Howard, J. Cell Biol. 140, (1998), 1395-1405), producing forces up to 60-600 pN.

Interestingly, DNA can also be be used to control the movement of the microtubules.

This was achieved by lowering the density of the motors and increasing the stability of the DNA by reducing the YOYO-labeling. Microtubules could then be stopped completely or their trajectories altered so that they were forced to move along circular paths (Figure 4).

We have demonstrated a novel method for the manipulation of individual DNA molecules based on force generation by motor proteins. Thus we have borrowed a biological principle, as it is used in living cells, to fulfil specific tasks in an engineering environment. In contrast to conventional DNA manipulation methods, our approach offers the potential for the simultaneous and yet individual operation on multiple biomolecules. However, to be useful for building nanostructures, the manipulation needs to be more precise in both position and direction. We believe that the further combination of concepts from biology and material science might overcome these challenges. For example, to create nanocircuits, DNA could be bound with one end to specifically prepared contacts in nanofabricated arrays and gliding microtubules, whose movement is guided along predefined tracks (H. Hess et al., nano Lett. 1, (2001) 235-239; H. Hess, V. Vogel, J. Biotechnol. 82, (2001), 67-85; H. Hess et al., Nano Lett. 2, (2002), 1113-1115), could be used to link the appropriate network points. Prior to metallization the sequence specific information within the DNA strands could be used to cut unwanted connections. Because each step in such a procedure would allow the simultaneous operation on many DNA molecules, complex network structures might be produced with high efficiency. Beyond the application of our approach for DNA manipulation, we foresee a potential of this techniques also for the transport and positioning of other nanostructures, such as functionalized carbon nanotubes (K. A. Williams et al., Nature 420, (2002), 761).

Example 2: Sequel of steps observed by applying the method of the invention with kinesin motor proteins and phage X DNA At the beginning of the observation a A-phage DNA molecule was stretched between the substrate surface and a microtubule to its full contour length of about 16. 5 um.

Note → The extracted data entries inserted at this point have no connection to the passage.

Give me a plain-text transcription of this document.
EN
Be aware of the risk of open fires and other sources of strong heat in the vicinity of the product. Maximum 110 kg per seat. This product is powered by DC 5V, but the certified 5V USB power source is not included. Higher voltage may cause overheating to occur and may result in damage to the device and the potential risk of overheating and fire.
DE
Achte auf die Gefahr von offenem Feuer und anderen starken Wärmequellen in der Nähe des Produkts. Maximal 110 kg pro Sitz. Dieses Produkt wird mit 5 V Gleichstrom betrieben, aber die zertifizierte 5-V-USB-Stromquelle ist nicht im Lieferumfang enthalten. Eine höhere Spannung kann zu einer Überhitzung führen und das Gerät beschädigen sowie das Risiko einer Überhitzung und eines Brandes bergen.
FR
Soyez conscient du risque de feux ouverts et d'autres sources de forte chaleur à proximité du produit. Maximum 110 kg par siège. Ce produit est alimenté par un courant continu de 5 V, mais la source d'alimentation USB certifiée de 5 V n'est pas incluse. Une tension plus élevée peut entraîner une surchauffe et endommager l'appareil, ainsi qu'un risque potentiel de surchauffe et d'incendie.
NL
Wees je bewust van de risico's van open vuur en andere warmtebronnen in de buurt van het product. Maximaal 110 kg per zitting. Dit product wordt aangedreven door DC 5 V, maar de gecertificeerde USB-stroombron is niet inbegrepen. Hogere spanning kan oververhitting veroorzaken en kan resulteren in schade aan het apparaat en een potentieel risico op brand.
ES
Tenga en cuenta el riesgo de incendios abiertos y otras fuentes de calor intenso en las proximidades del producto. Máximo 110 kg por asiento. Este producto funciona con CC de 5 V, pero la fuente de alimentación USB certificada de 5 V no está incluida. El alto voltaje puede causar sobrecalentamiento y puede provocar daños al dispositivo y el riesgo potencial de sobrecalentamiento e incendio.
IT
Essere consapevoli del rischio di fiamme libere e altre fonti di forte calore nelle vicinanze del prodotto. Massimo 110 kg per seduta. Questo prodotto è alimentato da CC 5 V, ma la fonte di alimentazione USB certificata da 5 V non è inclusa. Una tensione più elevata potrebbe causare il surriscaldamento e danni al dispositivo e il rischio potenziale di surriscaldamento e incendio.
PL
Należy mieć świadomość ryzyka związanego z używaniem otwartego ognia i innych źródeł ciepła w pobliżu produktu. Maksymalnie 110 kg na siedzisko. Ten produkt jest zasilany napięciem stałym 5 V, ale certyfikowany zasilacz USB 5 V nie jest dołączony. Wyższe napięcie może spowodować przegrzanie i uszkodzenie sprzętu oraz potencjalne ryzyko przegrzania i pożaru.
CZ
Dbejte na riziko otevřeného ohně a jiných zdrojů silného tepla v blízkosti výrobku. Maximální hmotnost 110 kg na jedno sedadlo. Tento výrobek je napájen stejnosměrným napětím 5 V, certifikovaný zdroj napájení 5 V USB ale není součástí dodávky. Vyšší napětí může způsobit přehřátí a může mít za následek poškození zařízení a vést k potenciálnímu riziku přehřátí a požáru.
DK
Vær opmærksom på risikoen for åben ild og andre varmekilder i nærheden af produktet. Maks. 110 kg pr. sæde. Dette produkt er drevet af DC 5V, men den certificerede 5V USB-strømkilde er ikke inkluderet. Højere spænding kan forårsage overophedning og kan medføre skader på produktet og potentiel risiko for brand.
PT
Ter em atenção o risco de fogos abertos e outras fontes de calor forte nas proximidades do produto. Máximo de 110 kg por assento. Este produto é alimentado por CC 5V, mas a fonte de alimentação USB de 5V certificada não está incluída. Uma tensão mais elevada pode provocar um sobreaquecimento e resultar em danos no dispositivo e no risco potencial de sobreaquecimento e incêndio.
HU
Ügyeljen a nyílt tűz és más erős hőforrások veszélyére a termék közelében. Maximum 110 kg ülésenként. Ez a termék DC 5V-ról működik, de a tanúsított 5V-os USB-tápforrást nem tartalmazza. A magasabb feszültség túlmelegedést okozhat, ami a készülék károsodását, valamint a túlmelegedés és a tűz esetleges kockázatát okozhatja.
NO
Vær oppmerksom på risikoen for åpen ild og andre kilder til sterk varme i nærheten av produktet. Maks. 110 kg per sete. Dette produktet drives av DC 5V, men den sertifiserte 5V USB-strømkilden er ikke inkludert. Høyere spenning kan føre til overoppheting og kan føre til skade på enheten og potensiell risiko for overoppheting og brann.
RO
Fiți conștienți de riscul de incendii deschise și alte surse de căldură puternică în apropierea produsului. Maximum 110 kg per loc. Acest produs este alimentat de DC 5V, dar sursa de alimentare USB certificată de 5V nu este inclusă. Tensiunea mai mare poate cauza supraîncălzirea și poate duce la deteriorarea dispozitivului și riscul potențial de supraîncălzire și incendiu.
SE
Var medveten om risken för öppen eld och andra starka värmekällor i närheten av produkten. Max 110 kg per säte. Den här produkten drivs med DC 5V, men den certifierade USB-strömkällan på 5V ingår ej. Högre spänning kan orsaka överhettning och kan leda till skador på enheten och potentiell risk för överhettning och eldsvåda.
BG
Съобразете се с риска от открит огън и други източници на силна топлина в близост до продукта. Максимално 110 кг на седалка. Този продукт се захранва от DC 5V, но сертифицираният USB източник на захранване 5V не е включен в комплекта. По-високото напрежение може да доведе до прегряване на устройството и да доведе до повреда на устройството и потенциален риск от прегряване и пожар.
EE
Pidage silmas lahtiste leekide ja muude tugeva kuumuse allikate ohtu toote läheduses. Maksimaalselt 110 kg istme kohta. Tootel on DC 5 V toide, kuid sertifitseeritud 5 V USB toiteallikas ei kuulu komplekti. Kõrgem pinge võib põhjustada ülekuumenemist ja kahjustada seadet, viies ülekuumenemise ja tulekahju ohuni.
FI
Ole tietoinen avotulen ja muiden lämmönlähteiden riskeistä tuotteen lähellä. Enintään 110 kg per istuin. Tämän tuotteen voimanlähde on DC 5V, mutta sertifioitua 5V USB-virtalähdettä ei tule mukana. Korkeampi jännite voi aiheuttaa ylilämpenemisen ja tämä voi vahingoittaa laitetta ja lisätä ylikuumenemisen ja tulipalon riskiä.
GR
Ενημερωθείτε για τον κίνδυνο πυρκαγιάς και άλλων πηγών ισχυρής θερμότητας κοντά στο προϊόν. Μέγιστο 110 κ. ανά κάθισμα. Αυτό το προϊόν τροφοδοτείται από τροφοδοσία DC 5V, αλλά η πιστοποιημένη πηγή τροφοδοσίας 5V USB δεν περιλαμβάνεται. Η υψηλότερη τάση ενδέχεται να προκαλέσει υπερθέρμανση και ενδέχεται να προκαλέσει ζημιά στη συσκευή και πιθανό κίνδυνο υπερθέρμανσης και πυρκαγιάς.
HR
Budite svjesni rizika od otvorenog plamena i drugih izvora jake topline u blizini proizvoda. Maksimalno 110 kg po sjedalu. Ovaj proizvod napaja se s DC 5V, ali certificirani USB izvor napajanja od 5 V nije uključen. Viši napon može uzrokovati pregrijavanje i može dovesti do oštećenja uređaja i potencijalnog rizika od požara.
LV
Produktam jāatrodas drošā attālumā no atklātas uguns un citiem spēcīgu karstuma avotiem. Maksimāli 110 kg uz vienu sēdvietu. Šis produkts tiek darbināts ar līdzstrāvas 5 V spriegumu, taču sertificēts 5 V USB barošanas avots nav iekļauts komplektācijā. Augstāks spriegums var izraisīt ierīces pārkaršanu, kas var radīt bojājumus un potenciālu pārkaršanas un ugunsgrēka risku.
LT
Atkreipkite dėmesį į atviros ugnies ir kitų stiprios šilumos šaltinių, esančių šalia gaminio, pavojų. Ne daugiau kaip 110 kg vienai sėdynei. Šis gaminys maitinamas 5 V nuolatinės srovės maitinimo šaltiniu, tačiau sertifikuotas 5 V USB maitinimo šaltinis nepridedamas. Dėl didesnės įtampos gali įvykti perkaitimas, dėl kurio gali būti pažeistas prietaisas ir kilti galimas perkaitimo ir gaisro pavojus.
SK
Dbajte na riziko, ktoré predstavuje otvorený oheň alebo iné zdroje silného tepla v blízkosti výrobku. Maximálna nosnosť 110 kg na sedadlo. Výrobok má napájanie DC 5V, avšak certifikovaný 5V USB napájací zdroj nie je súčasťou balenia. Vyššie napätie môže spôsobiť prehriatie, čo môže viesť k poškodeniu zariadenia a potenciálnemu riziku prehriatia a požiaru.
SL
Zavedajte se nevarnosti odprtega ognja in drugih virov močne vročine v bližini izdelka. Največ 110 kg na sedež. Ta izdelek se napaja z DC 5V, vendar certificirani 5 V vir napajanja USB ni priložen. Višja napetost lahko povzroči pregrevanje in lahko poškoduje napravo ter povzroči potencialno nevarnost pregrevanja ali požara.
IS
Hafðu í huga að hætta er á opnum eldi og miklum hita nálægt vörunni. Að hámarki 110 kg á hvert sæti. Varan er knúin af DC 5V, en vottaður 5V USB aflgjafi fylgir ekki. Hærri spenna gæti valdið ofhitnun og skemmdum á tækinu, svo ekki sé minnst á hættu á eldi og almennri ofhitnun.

The microtubule was stopped by the pulling force of the DNA molecule and buckled due to the forces generated by the kinesin motors attached to the rear part of the microtubule. After detachment of the surface bound end of the DNA, the microtubule continued its movement. The microtubule then transported five condensed DNA molecules. The binding of the DNA molecules to the microtubules was quite reliable, i. e. there were no DNA molecules lost on the way. The maximum apparent distance of transport was only limited by the field of view and by the total time of the image acquisition.

Grasping of two DNA ends by moving microtubules and simultaneous stretching of DNA between substrate surface and microtubules were subsequently observed. The images shown in Figure 3a were derived from this sequence.

We also observed transport of DNA on a moving microtubule and stretching of that DNA molecule by a second microtubule. The images shown in Figure 3b were derived from this sequence.

In another experiment, guiding of a microtubule on a circular path due to the pulling force of the stretched DNA molecule was observed. Observation started at time zero.

The images shown in Figure 4 were derived from this sequence.

A second example of a moving microtubule was observed which was forced onto a circular path due to the pulling force of a stretched DNA molecule. The microtubule performed about 5 turns with a radius of about 2 um. A similar spiral movement of motor-driven filaments, whose motion is interrupted by surface defects, has been described in L. Bourdieu et al., Phys. Rev. Lett. 75, (1995), 176-179.